The Ranch Mart North Shopping Center appears headed for a cleaner, modern look, and although some neighbors are skeptical, the Leawood City Council gave its conditional blessing Monday night.
The council approved a set of measures that will start the ball rolling to substantially change the look, if not the square footage, of the 1960s-era shopping center. The redevelopment will essentially replace the building’s main façade, add a plaza area and more parking isles, and demolish the former bowling alley on the northeast side to be replaced by a two-story office and retail building.
Three existing pad sites, including McDonald’s, a bank and the CareNow, the former post office, would remain.
Council members voted their unanimous support for the preliminary plan plus rezoning and special use permits. But Councilmember Lisa Harrison said she’s heard from some neighbors who are not completely enthusiastic about the modern new look.
“Was there ever any other consideration for a more traditional looking façade, less Crate and Barrel, less Apple, a little bit more traditional?” she said.
The architects and developer decided to go with a “bold step” in the redo of the shopping center at 95th Street and Mission Road, said Chris Hafner of Davidson Architecture and Engineering.
The Leawood Planning Commission unanimously recommended approval for the redesign at its meeting in October. With the council’s approval Monday, the developer is set to move forward on detailed planning work and financing. Owner Bob Regnier undertook the redevelopment of Ranch Mart South about a decade ago, with the first phase of that project entirely privately funded. Overland Park approved a community improvement district sales tax for the Ranch Mart South properties in 2014, though. It appears likely that the owner may seek public finance incentives for the Ranch Mart North project ahead of any work being done.
Council requests tweaks over traffic flow, trash concerns
Council members were generally supportive of the concept, but suggested the developer keep working with the planning commission on a few details on the screening of trash and street and circulation of traffic around the McDonald’s drive-thru, for instance.
Harrison also asked the developer to take another look at plans to add a drive-thru pharmacy to the Price Chopper. Adding the pharmacy would eliminate the grocery drive-up, which would be missed by older customers, she said. The store would have some parking dedicated to pickup from on-line shoppers, however.
Despite the concerns, council members praised the development team for the plan.
“With the neighborhood I think the day or reckoning has come and after years and years and years of promises and everything I think the neighborhood is very excited to have this project go forward,” said Councilmember Andrew Osman.

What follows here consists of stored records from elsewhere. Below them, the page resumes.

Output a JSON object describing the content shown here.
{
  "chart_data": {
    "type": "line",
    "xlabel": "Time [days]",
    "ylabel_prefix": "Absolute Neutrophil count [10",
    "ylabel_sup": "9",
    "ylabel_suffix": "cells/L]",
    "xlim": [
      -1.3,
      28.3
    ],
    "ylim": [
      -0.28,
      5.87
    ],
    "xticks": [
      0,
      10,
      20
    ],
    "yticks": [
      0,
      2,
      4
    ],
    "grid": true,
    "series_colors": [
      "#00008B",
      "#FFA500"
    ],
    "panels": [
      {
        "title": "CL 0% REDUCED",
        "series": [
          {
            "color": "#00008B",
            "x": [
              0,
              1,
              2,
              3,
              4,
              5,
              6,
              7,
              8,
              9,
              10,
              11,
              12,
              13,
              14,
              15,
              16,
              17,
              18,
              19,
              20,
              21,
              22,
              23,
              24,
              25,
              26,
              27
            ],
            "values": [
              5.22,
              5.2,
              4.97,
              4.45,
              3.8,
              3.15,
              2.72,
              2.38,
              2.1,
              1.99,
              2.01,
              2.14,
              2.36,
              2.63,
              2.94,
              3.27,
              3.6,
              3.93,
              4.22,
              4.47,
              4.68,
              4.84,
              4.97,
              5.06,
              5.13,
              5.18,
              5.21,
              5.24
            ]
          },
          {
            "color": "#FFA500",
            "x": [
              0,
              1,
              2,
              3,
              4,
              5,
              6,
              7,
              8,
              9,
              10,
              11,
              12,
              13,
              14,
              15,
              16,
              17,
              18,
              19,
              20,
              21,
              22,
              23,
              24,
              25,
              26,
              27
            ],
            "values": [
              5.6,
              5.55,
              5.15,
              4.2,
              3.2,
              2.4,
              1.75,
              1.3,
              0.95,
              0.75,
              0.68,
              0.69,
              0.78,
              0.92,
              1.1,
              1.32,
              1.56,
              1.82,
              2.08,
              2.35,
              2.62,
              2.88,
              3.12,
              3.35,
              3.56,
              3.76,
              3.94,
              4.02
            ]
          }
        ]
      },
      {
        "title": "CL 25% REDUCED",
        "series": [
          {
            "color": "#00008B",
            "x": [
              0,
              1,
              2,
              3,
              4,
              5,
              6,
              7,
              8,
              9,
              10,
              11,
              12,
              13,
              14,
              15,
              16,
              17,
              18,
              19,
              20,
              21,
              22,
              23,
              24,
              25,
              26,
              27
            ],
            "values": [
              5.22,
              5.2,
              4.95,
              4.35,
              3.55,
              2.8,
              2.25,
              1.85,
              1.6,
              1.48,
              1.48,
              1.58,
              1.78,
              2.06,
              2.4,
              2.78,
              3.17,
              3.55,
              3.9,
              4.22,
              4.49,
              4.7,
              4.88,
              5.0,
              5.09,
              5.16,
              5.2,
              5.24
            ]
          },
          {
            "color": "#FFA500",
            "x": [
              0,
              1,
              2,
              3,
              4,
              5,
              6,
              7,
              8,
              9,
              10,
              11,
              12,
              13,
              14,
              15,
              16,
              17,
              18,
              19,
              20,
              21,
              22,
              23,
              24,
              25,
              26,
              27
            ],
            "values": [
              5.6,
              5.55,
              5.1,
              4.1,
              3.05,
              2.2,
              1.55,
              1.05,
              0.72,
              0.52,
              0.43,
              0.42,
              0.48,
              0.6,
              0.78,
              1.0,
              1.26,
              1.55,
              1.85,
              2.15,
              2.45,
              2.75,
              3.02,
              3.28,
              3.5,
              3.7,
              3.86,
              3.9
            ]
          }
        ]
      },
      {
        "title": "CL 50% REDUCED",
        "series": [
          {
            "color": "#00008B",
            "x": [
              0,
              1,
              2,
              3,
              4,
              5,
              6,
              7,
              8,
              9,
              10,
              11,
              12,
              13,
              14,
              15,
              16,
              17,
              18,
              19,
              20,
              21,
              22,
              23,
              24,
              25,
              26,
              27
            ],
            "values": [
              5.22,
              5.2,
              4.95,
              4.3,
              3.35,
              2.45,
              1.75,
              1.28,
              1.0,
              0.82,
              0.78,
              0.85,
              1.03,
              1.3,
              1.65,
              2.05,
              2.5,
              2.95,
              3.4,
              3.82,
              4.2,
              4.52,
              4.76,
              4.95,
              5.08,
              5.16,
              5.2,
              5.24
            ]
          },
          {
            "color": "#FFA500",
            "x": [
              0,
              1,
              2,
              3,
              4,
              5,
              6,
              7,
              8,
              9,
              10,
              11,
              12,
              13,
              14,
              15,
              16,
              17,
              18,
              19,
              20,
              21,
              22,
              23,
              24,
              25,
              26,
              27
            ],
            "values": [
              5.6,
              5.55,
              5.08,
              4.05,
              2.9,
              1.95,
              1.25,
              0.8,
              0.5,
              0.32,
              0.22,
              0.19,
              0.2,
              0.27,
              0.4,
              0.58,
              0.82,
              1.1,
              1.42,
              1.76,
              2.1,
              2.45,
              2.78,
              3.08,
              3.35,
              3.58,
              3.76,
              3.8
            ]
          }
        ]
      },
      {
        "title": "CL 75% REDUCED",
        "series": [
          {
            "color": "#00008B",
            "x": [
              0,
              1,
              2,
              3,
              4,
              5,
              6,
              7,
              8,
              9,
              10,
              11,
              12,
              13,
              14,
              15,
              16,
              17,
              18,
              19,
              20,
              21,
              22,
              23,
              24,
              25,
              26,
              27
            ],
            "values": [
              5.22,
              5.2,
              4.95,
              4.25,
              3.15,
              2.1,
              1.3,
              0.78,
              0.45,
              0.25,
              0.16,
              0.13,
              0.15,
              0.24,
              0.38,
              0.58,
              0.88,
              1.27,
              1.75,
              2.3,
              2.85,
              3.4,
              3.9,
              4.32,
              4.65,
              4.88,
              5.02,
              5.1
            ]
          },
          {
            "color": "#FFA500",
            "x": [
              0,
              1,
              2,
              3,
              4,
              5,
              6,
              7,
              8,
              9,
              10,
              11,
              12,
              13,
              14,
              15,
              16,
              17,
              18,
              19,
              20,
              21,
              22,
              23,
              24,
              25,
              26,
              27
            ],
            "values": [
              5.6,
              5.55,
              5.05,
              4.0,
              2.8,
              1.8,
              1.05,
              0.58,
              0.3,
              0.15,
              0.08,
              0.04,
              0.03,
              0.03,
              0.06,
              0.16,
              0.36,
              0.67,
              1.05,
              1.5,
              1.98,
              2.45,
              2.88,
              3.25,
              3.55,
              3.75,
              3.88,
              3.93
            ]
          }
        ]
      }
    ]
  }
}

Although sales will probably dip during the construction, he said, “I think you’re going to see at the end of the day it’s almost like you forget the pain you go through and you’re going to see sales increase on the back side.”
The Ranch Mart center is an iconic part of childhood for many in Leawood, said attorney Curtis Petersen, representing Ranch Mart North LLC. “This is a place that’s really special for a lot of us who have grown up here and I know that many of you know that there have been struggles for the past close to a decade to put together some sort of financial backing for a plan that’s really a rebirth of Ranch Mart,” he said.
Petersen did not yet have an estimate for the cost of the development. But he told the council that a community improvement district to raise money for development costs is still being worked out and would be an “integral” part of the plan. A CID would be discussed by the council at a later date.